Un rapport critique violemment l'organisation de l'aide française au développement

  

Une étude du cabinet Ernst & Young, publiée sur le site du ministère des Affaires étrangères, pointe un « pilotage politique incertain ».

Les critiques sur l'organisation de l'aide française au développement sont de plus en plus sévères. Après le rapport de la Cour des comptes, une étude indépendante, remise au gouvernement en décembre, finalement mise en ligne sur le site du ministère des Affaires étrangères vendredi 8 février, enfonce le clou. 

Absence d’une « véritable autorité politique», centres de décision « dispersés », coordination « peu opérante»… L’évaluation, réalisée entre avril et décembre 2012 par le cabinet Ernst & Young, à la demande du Quai d'Orsay, de Bercy et de l'agence française de développement (AFD) est sans appel : depuis sa réforme en 1998, la France n’a ni objectifs clairs ni stratégie globale susceptible de commander sa politique de développement. Peu lisible, écartelée entre plusieurs priorités, l'aide est mal pilotée. 

Pourtant, la France est l’un des cinq plus grands donateurs mondiaux. En 2010, le pays a dépensé près de 10 milliards d’euros au titre de l’aide publique au développement (APD), dans plus de 80 pays. Le but est de lutter contre la pauvreté, mais aussi d’asseoir son influence sur certains Etats et de peser sur la scène internationale.

La politique de développement au service de la "puissance d'influence française"

Paralysie des institutions

Au-delà des objectifs humanitaires, la France entend défendre des intérêts plus larges, de nature politique et économique. L'aide au développement entre ainsi dans les compétences de plusieurs ministères.

Le Quai d'Orsay pilote les projets qui concernent directement la lutte contre la pauvreté et le développement des services de base, tels que la santé ou l'éducation. L'AFD joue ici le rôle d'opérateur.
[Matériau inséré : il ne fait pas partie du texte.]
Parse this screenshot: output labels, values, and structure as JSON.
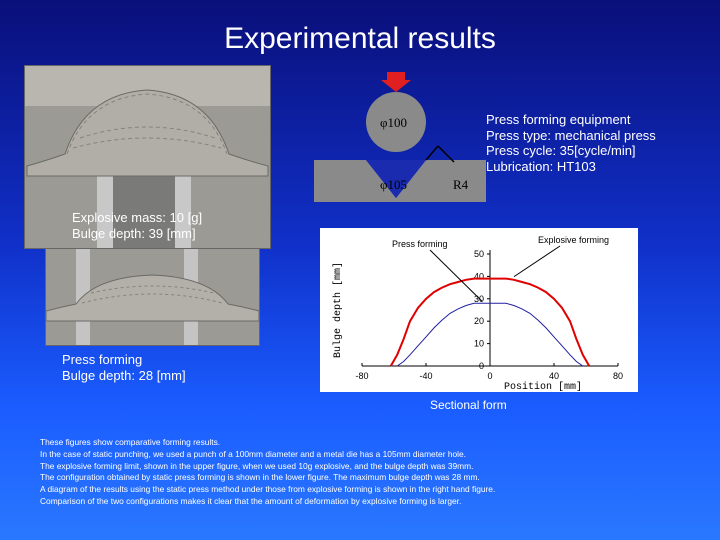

Le ministère de l’Economie a la main sur l'aide dite "financière et économique". Elle regroupe les dotations aux différents fonds internationaux et aux banques de développement, les prêts aux Etats bénéficiaires pour soutenir leurs finances publiques et leurs politiques d'investissement. Bercy peut également décider d'annuler les dettes antérieures. 

Cette architecture a plusieurs effets pervers, indique le rapport. Faute d'avoir une administration propre et un pouvoir de décision en matière budgétaire, le ministre chargé du développement ne peut accomplir son travail de coordination et de pilotage. Par conséquent, l'arbitrage a lieu à Matignon, voire à l'Elysée, "entraînant des délais et des incohérences".

Non-choix

Cet imbroglio des compétences freine les réformes de l'aide française. Pourtant, sa structure même est aujourd'hui remise en question par beaucoup de professionnels du développement. Ils déplorent que la France confie une part importante de ses fonds (40%) à des organisations multilatérales. 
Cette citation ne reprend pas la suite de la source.